I need to rank rows by partition (or group), i.e. if my source table is:
NAME PRICE
---- -----
AAA 1.59
AAA 2.00
AAA 0.75
BBB 3.48
BBB 2.19
BBB 0.99
BBB 2.50
I would like to get target table:
RANK NAME PRICE
---- ---- -----
1 AAA 0.75
2 AAA 1.59
3 AAA 2.00
1 BBB 0.99
2 BBB 2.19
3 BBB 2.50
4 BBB 3.48
Normally I would use ROW_NUMBER() OVER
function, so in Apache Hive it would be:
select
row_number() over (partition by NAME order by PRICE) as RANK,
NAME,
PRICE
from
MY_TABLE
;
Unfortunately Cloudera Impala does not support (at the moment) ROW_NUMBER() OVER
function, so I'm looking for a workaround. Preferably not to use UDAF, as it will be politically difficult to convince to deploy it to the server.
Thank you for your help.
If you can't do it with a correlated subquery, you can still do this with a join:
select t1.name, t1.price,
coalesce(count(t2.name) + 1, 1)
from my_table t1 join
my_table t2
on t2.name = t1.name and
t2.price < t1.price
order by t1.name, t1.price;
Note that this doesn't exactly do row_number()

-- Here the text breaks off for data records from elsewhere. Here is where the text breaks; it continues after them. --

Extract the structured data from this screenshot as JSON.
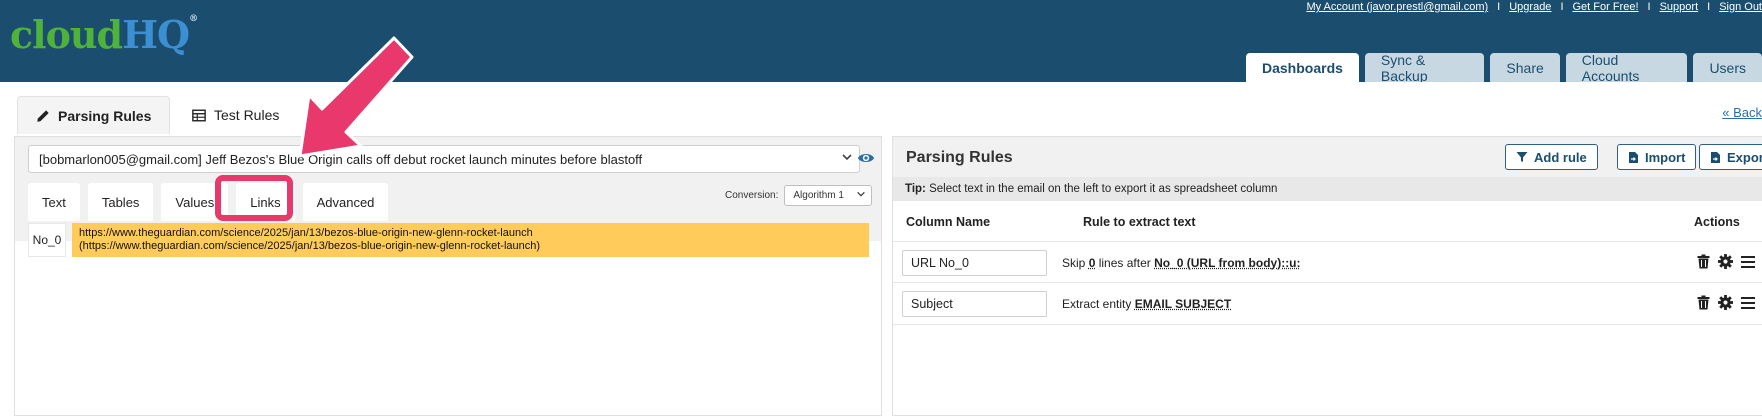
{
  "brand": {
    "part1": "cloud",
    "part2": "HQ",
    "reg": "®"
  },
  "top_links": [
    "My Account (javor.prestl@gmail.com)",
    "Upgrade",
    "Get For Free!",
    "Support",
    "Sign Out"
  ],
  "top_sep": "I",
  "main_tabs": [
    "Dashboards",
    "Sync & Backup",
    "Share",
    "Cloud Accounts",
    "Users"
  ],
  "sub_tabs": {
    "parsing": "Parsing Rules",
    "test": "Test Rules"
  },
  "back_link": "« Back",
  "left": {
    "email_subject": "[bobmarlon005@gmail.com] Jeff Bezos's Blue Origin calls off debut rocket launch minutes before blastoff",
    "inner_tabs": [
      "Text",
      "Tables",
      "Values",
      "Links",
      "Advanced"
    ],
    "conversion_label": "Conversion:",
    "conversion_value": "Algorithm 1",
    "row": {
      "label": "No_0",
      "line1": "https://www.theguardian.com/science/2025/jan/13/bezos-blue-origin-new-glenn-rocket-launch",
      "line2": "(https://www.theguardian.com/science/2025/jan/13/bezos-blue-origin-new-glenn-rocket-launch)"
    }
  },
  "right": {
    "title": "Parsing Rules",
    "buttons": {
      "add": "Add rule",
      "import": "Import",
      "export": "Export"
    },
    "tip_label": "Tip:",
    "tip_text": " Select text in the email on the left to export it as spreadsheet column",
    "headers": {
      "column": "Column Name",
      "rule": "Rule to extract text",
      "actions": "Actions"
    },
    "rules": [
      {
        "name": "URL No_0",
        "pre": "Skip ",
        "num": "0",
        "mid": " lines after ",
        "bold": "No_0 (URL from body)::u:"
      },
      {
        "name": "Subject",
        "pre": "Extract entity ",
        "bold": "EMAIL SUBJECT"
      }
    ]
  },
  "colors": {
    "header": "#1b4e6e",
    "highlight": "#e8386c",
    "row_fill": "#ffcc5c",
    "logo_green": "#4fb23a",
    "logo_blue": "#3c8fd2"
  }
}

unless all the prices are distinct for a given name
. This formulation is actually equivalent to rank()
.
For row_number()
, you need a unique row identifier.
By the way, the following is equivalent to dense_rank()
:
select t1.name, t1.price,
coalesce(count(distinct t2.name) + 1, 1)
from my_table t1 join
my_table t2
on t2.name = t1.name and
t2.price < t1.price
order by t1.name, t1.price;